Connectivity is another category where the two laptops occupy meaningfully different tiers. The Dell 16 Plus DB16250 leads with a Thunderbolt 4 port and a USB 4 40Gbps port — standards that support blazing-fast external storage, daisy-chaining peripherals, and driving high-resolution external displays over a single cable. The Dell 15 DC15250, by contrast, tops out at USB 3.2 Gen 1 on its Type-C ports, which delivers a fraction of that bandwidth. For users who rely on fast docks, external NVMe drives, or high-end displays, this is a substantial practical difference.
Wireless connectivity follows the same pattern. The DB16250 supports Wi-Fi 7 (802.11be), the latest generation offering lower latency and higher throughput — particularly valuable in congested environments.
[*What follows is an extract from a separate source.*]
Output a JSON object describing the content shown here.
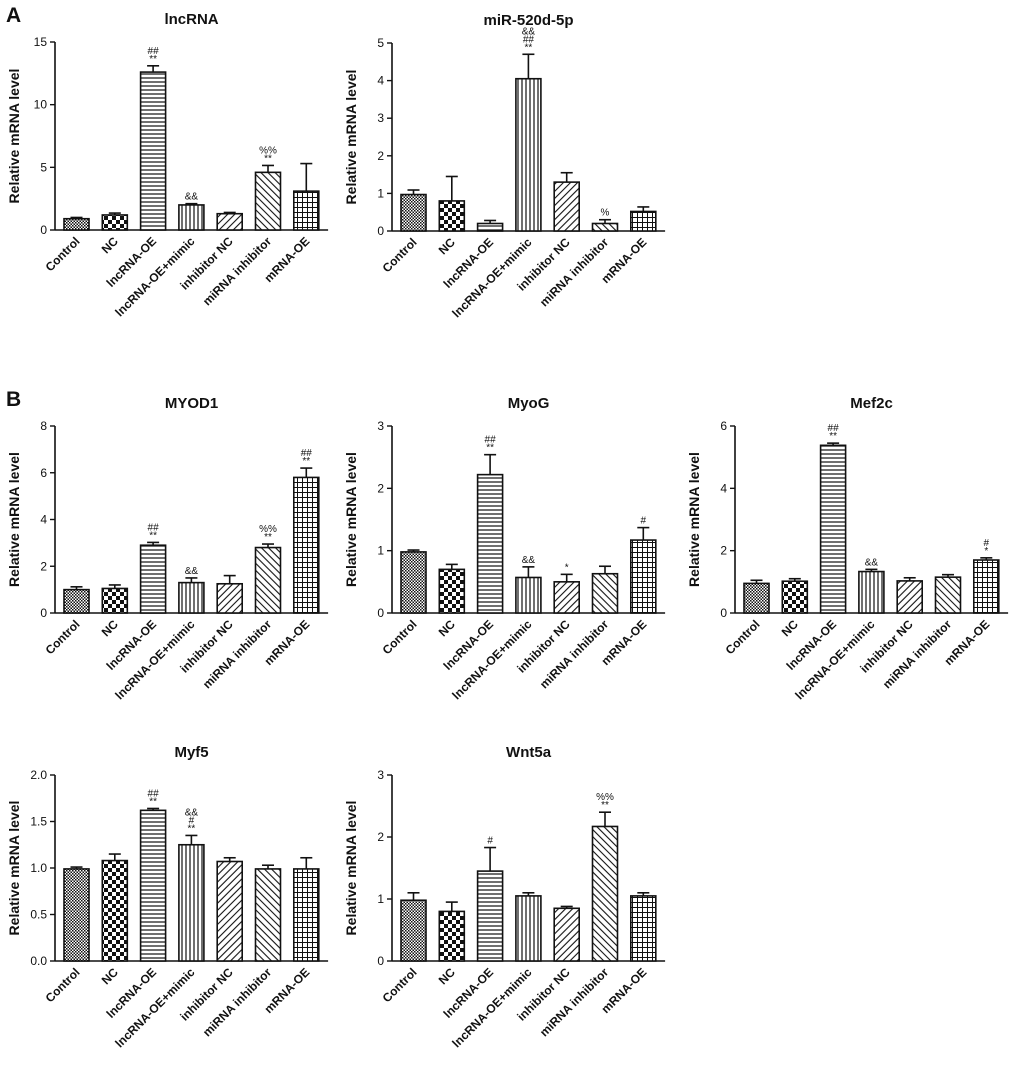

The DC15250 reaches only Wi-Fi 6, which is still capable but generationally behind. On the video output side, the DB16250's HDMI 2.1 port can handle 4K at high refresh rates and even 8K output, while the DC15250's HDMI 1.4 is limited to 4K at 30Hz — a real constraint for users connecting to modern monitors.
The one area where the DC15250 holds a genuine advantage is its external memory card slot, absent on the DB16250. For photographers, videographers, or anyone who regularly transfers files from SD or similar cards, this is a meaningful convenience. Still, across the broader connectivity picture — port speed, wireless generation, and display output capability — the DB16250 holds a clear and well-rounded edge.